The Bank of Japan is reportedly considering a pause in its quantitative tightening efforts, with sources indicating it may keep its current government bond purchase levels steady beyond the next fiscal year.
This potential move represents a significant shift within the central bank's QT strategy. During its upcoming policy meeting on June 15-16, the BoJ will review the bond-buying reduction plan currently scheduled to run through March of next year and is expected to outline a new framework for the fiscal year starting in April 2027 and beyond.
With markets broadly expecting the existing reduction schedule to remain unchanged, investor attention is focused on whether the BoJ will continue to trim its monthly purchases after fiscal 2026 or maintain them at the current level of approximately ¥2.1 trillion (about $13 billion) per month.
According to four sources familiar with the matter, given the progress already made in shrinking its massive balance sheet, the BoJ is leaning toward halting further reductions. One source noted that even without active cuts, the central bank's bond holdings would still decline significantly as securities mature and roll off its balance sheet naturally. The other three sources expressed similar views, suggesting the BoJ may stop setting annual reduction targets and instead adopt an open-ended commitment to keep monthly purchases at ¥2.1 trillion.
Separately from the QT decision, markets widely anticipate the BoJ will raise its policy rate from 0.75% to 1.0% at next week's meeting. With a nearly 90% probability of a June hike already priced in, investors are now more focused on whether rising inflationary pressures from the conflict in the Middle East might prompt the BoJ to accelerate its future rate hike trajectory.

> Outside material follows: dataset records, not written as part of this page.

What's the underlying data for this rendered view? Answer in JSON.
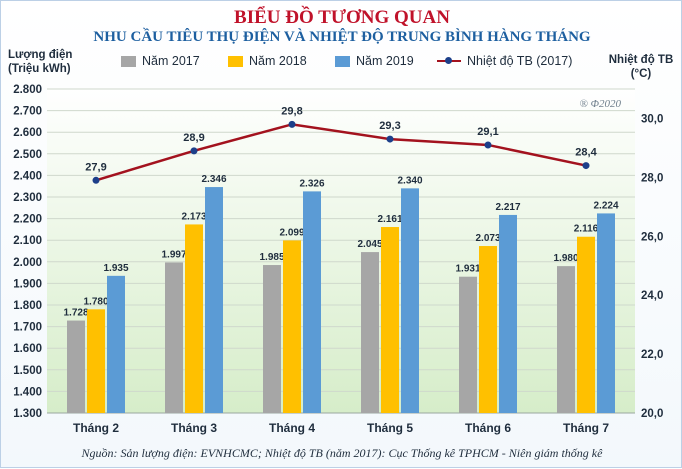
{
  "title_line1": "BIỂU ĐỒ TƯƠNG QUAN",
  "title_line2": "NHU CẦU TIÊU THỤ ĐIỆN VÀ NHIỆT ĐỘ TRUNG BÌNH HÀNG THÁNG",
  "ylabel_left_line1": "Lượng điện",
  "ylabel_left_line2": "(Triệu kWh)",
  "ylabel_right_line1": "Nhiệt độ TB",
  "ylabel_right_line2": "(°C)",
  "watermark": "® Φ2020",
  "source": "Nguồn: Sản lượng điện: EVNHCMC; Nhiệt độ TB (năm 2017): Cục Thống kê TPHCM - Niên giám thống kê",
  "chart_data": {
    "type": "bar",
    "categories": [
      "Tháng 2",
      "Tháng 3",
      "Tháng 4",
      "Tháng 5",
      "Tháng 6",
      "Tháng 7"
    ],
    "series": [
      {
        "name": "Năm 2017",
        "color": "#a6a6a6",
        "values": [
          1728,
          1997,
          1985,
          2045,
          1931,
          1980
        ],
        "labels": [
          "1.728",
          "1.997",
          "1.985",
          "2.045",
          "1.931",
          "1.980"
        ]
      },
      {
        "name": "Năm 2018",
        "color": "#ffc000",
        "values": [
          1780,
          2173,
          2099,
          2161,
          2073,
          2116
        ],
        "labels": [
          "1.780",
          "2.173",
          "2.099",
          "2.161",
          "2.073",
          "2.116"
        ]
      },
      {
        "name": "Năm 2019",
        "color": "#5b9bd5",
        "values": [
          1935,
          2346,
          2326,
          2340,
          2217,
          2224
        ],
        "labels": [
          "1.935",
          "2.346",
          "2.326",
          "2.340",
          "2.217",
          "2.224"
        ]
      }
    ],
    "line_series": {
      "name": "Nhiệt độ TB (2017)",
      "color": "#a3121e",
      "marker_color": "#1d3f8a",
      "values": [
        27.9,
        28.9,
        29.8,
        29.3,
        29.1,
        28.4
      ],
      "labels": [
        "27,9",
        "28,9",
        "29,8",
        "29,3",
        "29,1",
        "28,4"
      ]
    },
    "ylim": [
      1300,
      2800
    ],
    "y_ticks": [
      "1.300",
      "1.400",
      "1.500",
      "1.600",
      "1.700",
      "1.800",
      "1.900",
      "2.000",
      "2.100",
      "2.200",
      "2.300",
      "2.400",
      "2.500",
      "2.600",
      "2.700",
      "2.800"
    ],
    "y2lim": [
      20,
      31
    ],
    "y2_ticks": [
      "20,0",
      "22,0",
      "24,0",
      "26,0",
      "28,0",
      "30,0"
    ],
    "y2_tick_values": [
      20,
      22,
      24,
      26,
      28,
      30
    ],
    "grid": true,
    "legend_position": "top"
  }
}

Two sources indicated that, despite still-accommodative financial conditions, the BoJ currently sees no urgent need to quicken or implement consecutive rate hikes due to the significant economic uncertainties stemming from the Middle East conflict.
Internal Divisions
However, sources caution that the decision to pause QT reductions could be a close call, as the central bank's nine-member policy board is divided. Some members prioritize calming investor sentiment, while others advocate for a steady continuation of bond purchase cuts to further reduce the BoJ's expansive balance sheet.
Under Governor Kazuo Ueda's leadership, the BoJ has been gradually reducing its bond holdings since 2024 as part of its broader exit from decades of ultra-loose monetary policy. It currently trims monthly purchases by ¥200 billion each quarter.
The BoJ still holds about 49% of outstanding Japanese Government Bonds, meaning any policy adjustment can significantly impact bond yields and the financing costs for Japan's substantial public debt. Regardless of whether active reductions continue, the BoJ's bond portfolio is projected to shrink by up to ¥50 trillion annually simply from maturing bonds. In fact, its holdings have already fallen by nearly 20% since peaking at the end of 2023.
The BoJ has stated its QT plan aims to lessen its control over yields while avoiding excessive market volatility. However, with the central bank's gradual retreat creating a risk of insufficient buyers in the bond market, policy execution requires careful navigation. Governor Ueda recently emphasized the need to ensure bond market stability, underscoring a continued focus on preventing sharp yield swings.
Board member Hajime Takata, a former bond strategist, warned in February that the BoJ's reduced purchases could pressure an already supply-heavy bond market. Yet, a pause in reductions is not guaranteed, as some members, including former banker Naoki Tamura, have expressed a desire to continue steadily shrinking the balance sheet. Tamura dissented last June when the BoJ set the current quarterly reduction pace, advocating for a faster pace of cuts.
Earlier this month, board member Junko Koeda stated in a speech that the BoJ should "steadily proceed" with balance sheet normalization, citing its large bond holdings as a "key factor" driving the process.
Political Headwinds
Political resistance to further QT is also expected to intensify, particularly as the government of Prime Minister Fumio Kishida pursues tax cuts and increased spending, partly funded by debt issuance. Japanese government bonds have recently faced selling pressure due to inflation concerns, rate hike expectations, and worries over expanded fiscal spending.
The yield on the benchmark 10-year JGB has risen from around 0.7% when the BoJ began hiking rates to approximately 2.67% currently. Akira Otani, Managing Director at Goldman Sachs Japan and a former senior BoJ economist, noted that inflationary risks from the Middle East, combined with Japan's proactive fiscal stance, are pushing yields higher. Further QT reductions could exacerbate this rise and spark political friction.
Former BoJ official Nobuyasu Atago commented that the rapid rise in JGB yields is making it difficult for investors to buy bonds, likely causing concern within the Ministry of Finance. Given the political headwinds, he argued, the BoJ has little reason to continue balance sheet reduction into the next fiscal year. Ultimately, he stated, the last thing the government wants is higher JGB yields, as a breach of the 3% level for 10-year bonds would further inflate debt servicing costs and strain Japan's already constrained fiscal space.